ALEC DICKINS 1923-2013


Alec Dickins in his book shop Meticulous: Alec Dickins in his book shop.

For 13 years from 1973, Alec Dickins ran his second-hand bookshop, the Rocks Bookshop, in a terrace shop of two storeys between the northern end of George Street and the Argyle Cut. He fiercely vetted entry to the upper floor, giving those who were refused entry a big feeling of missing out.
''People declined entry would sometimes ask him what it took to get up to the second floor,'' fellow Sydney book dealer Peter Tinsley, who patronised the shop in his youth, recalls. ''They asked if I could help them get up there.''

But Dickins genuinely admitted only people he considered worthy of climbing the stairs. One day, an eminent man of the cloth entered and was greeted by, ''You cannot go up there.''
''Don't you know who I am?'' the clergyman asked. Surely Dickins exaggerated in his reply, ''Yes, but 60 per cent of the book thefts around the world are by churchmen.''
Dickins was neither mean - he was not worried too much about the financial loss caused by book thieves - nor a misanthrope as visitors might reasonably have inferred. He just loved books and wanted them to go to good homes. The best of his stock was upstairs.

Later, working as a cataloguer of rare books at Tim Goodman's auction house in Waterloo, Dickins had a great deal of difficulty in agreeing to the low reserves necessary to make sure consignments sold. He refused to lower the bar, says Anne Phillips, who ran the art and book auctions that made a very big contribution to the Goodman, later Bonham and Goodman, operation in the mid-2000s. She also had difficulty in persuading Dickins to box rather than individually lot many a book.

Virtually every old book had some value. He catalogued them meticulously and gave them lots of time. The founder of the auction house, Tim Goodman, remembers that Dickins once asked for a day off to have a pacemaker put in. ''Just one day?'' gasped Goodman. An argument followed but Dickins insisted on keeping his absence down to a day because a sale was coming up.

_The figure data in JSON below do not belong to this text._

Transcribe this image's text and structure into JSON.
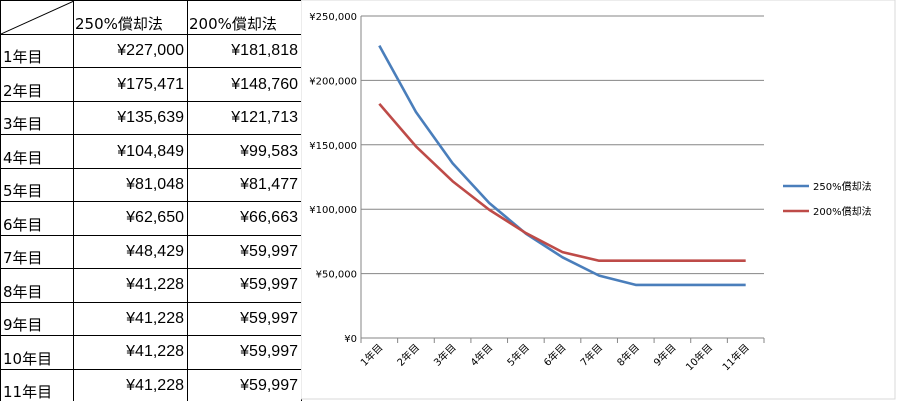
{
  "table": {
    "headers": [
      "250%償却法",
      "200%償却法"
    ],
    "rows": [
      {
        "year": "1年目",
        "v250": "¥227,000",
        "v200": "¥181,818"
      },
      {
        "year": "2年目",
        "v250": "¥175,471",
        "v200": "¥148,760"
      },
      {
        "year": "3年目",
        "v250": "¥135,639",
        "v200": "¥121,713"
      },
      {
        "year": "4年目",
        "v250": "¥104,849",
        "v200": "¥99,583"
      },
      {
        "year": "5年目",
        "v250": "¥81,048",
        "v200": "¥81,477"
      },
      {
        "year": "6年目",
        "v250": "¥62,650",
        "v200": "¥66,663"
      },
      {
        "year": "7年目",
        "v250": "¥48,429",
        "v200": "¥59,997"
      },
      {
        "year": "8年目",
        "v250": "¥41,228",
        "v200": "¥59,997"
      },
      {
        "year": "9年目",
        "v250": "¥41,228",
        "v200": "¥59,997"
      },
      {
        "year": "10年目",
        "v250": "¥41,228",
        "v200": "¥59,997"
      },
      {
        "year": "11年目",
        "v250": "¥41,228",
        "v200": "¥59,997"
      }
    ]
  },
  "chart_data": {
    "type": "line",
    "title": "",
    "xlabel": "",
    "ylabel": "",
    "x": [
      "1年目",
      "2年目",
      "3年目",
      "4年目",
      "5年目",
      "6年目",
      "7年目",
      "8年目",
      "9年目",
      "10年目",
      "11年目"
    ],
    "ylim": [
      0,
      250000
    ],
    "yticks": [
      0,
      50000,
      100000,
      150000,
      200000,
      250000
    ],
    "ytick_labels": [
      "¥0",
      "¥50,000",
      "¥100,000",
      "¥150,000",
      "¥200,000",
      "¥250,000"
    ],
    "grid": true,
    "legend_position": "right",
    "series": [
      {
        "name": "250%償却法",
        "color": "#4a7ebb",
        "values": [
          227000,
          175471,
          135639,
          104849,
          81048,
          62650,
          48429,
          41228,
          41228,
          41228,
          41228
        ]
      },
      {
        "name": "200%償却法",
        "color": "#be4b48",
        "values": [
          181818,
          148760,
          121713,
          99583,
          81477,
          66663,
          59997,
          59997,
          59997,
          59997,
          59997
        ]
      }
    ]
  }
}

True to form, he came in to work the day after and was at the top of a ladder shuffling the books around on the shelves when Goodman spotted a bit of blood on his shirt and pointed it out. ''Oh my goodness there is,'' said Dickins, who went into the toilet, washed it off his shirt and climbed back up the ladder.
When weakened by a variety of other physical problems, particularly in the last two years of his life after a serious accident when crossing the road, Dickins refused to sit in a wheelchair.

He enjoyed presenting himself as a bit of a likeable pretend cad and a ladies man, which he could do, in a kind of Terry-Thomas sort of way with the upper British accent that stuck with him from his days in the family house in London's fashionable Cambridge Square.

Alec Collingwood Dickins was born on September 23, 1923 on a ship heading across the Atlantic. ''Born at sea'' presented many exchanges later in life when a birth certificate had to be presented. His father, Alex, was one of the two second-generation brothers of the New York global publishing house of Henry Dickins and Co.